L’ambitieux projet de couvrir Israël de voitures électriques vient de s’écrouler. À qui la faute ?
L’humanité ne sera pas libérée de la dépendance envers le pétrole grâce à Better Place. Cette entreprise israélienne de rechargement de voitures électriques, par des batteries amovibles, a été mise en faillite dimanche dernier. Depuis, les médias israéliens racontent comment le rêve de son inventeur, Shai Agassi, le surdoué du high-tech, s’est transformé en cauchemar financier. Tout avait bien commencé avec le parrainage du président Shimon Pérès. Vinrent ensuite les investissements de la première fortune d’Israël, la famille Ofer, à la tête d’Israel Corp, le plus grand consortium du pays, puis l’alliance avec le constructeur français Renault. Mais après la mise en place en Israël de 1 804 bornes de rechargement en électricité et de 38 stations de changement de batteries, les dettes se sont accumulées – 812 millions de dollars sur cinq ans, dont 454 millions pour la seule année 2012 -, conduisant au limogeage d’Agassi de son poste de P-DG.
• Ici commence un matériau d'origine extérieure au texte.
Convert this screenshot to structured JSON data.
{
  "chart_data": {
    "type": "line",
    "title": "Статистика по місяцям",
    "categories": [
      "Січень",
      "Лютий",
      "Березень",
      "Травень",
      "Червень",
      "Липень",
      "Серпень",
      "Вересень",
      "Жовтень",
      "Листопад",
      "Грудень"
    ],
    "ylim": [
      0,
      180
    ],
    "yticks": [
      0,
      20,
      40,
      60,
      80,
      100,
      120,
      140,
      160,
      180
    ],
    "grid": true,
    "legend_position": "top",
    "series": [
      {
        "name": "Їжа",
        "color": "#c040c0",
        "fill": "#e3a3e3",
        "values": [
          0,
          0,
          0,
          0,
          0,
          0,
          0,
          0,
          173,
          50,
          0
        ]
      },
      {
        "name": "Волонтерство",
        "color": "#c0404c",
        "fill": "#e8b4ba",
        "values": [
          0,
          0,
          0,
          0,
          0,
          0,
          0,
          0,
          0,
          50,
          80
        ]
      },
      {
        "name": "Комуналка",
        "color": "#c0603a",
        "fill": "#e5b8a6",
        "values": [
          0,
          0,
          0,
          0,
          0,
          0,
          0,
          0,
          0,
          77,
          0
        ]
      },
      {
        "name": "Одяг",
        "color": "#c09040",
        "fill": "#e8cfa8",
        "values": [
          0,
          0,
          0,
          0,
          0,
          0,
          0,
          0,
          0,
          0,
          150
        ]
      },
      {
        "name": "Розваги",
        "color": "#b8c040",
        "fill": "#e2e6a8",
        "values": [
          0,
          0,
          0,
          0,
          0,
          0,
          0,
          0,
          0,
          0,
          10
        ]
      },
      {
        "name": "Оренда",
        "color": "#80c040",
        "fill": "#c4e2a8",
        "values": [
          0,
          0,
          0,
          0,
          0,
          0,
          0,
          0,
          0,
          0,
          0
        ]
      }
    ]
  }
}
Les tentatives de ces dernières semaines pour trouver de nouveaux actionnaires se sont soldées par un échec et ce fut l’annonce de la banqueroute. Tout est raconté jour après jour par le menu, avec, comme dernier développement en date, la procédure de liquidation entamée sur décision de la justice israélienne. Les juges ont privilégié deux axes : le licenciement de la plupart des 320 employés « pour permettre une diminution draconienne des dépenses » et la poursuite, du moins pendant quelque temps, des services à la clientèle. Une mesure destinée à calmer le millier d’acheteurs israéliens de Fluence ZE, la voiture électrique. Ce mardi, lors des débats au tribunal de district de Tel-Aviv, il n’y avait pas seulement le nouveau P-DG de Better Place et ses avocats, mais les représentants des employés et des multiples créanciers, dont Renault qui réclamerait 65 millions d’euros (lire notre article). Également dans la salle, des clients anxieux de ne pas savoir à quelle sauce ils allaient être mangés, entre perte financière sèche et voiture inutilisable par manque de points de rechargement et de stations de remplacement des batteries amovibles.Carlos Ghosn pointé du doigt
En attendant les conclusions des deux liquidateurs nommés par la cour, la question est sur toutes les lèvres : à qui la faute ? Sous le titre « Qui a tué Better Place », Mamon, le supplément économique duYediot Aharonot, désigne les principaux responsables. À commencer par Shai Agassi, « qui n’a pas su transformer son invention en succès public tout en accumulant les décisions erronées dans la gestion de la compagnie ». Également pointé du doigt, Carlos Ghosn, P-DG de Renault, accusé de « retards dans la livraison des véhicules électriques » et de n’avoir pas tenu « ses engagements techniques : à savoir une autonomie de batterie de 160 à 180 km, alors qu’elle ne permettait d’effectuer, sans rechargement, qu’un trajet de 120 km ». Autre accusé : le gouvernement israélien. Au-delà d’effets d’annonce, il n’a apporté aucun soutien financier, ne serait-ce qu’en matière d’allègement fiscal pour les acheteurs de voitures et la société elle-même.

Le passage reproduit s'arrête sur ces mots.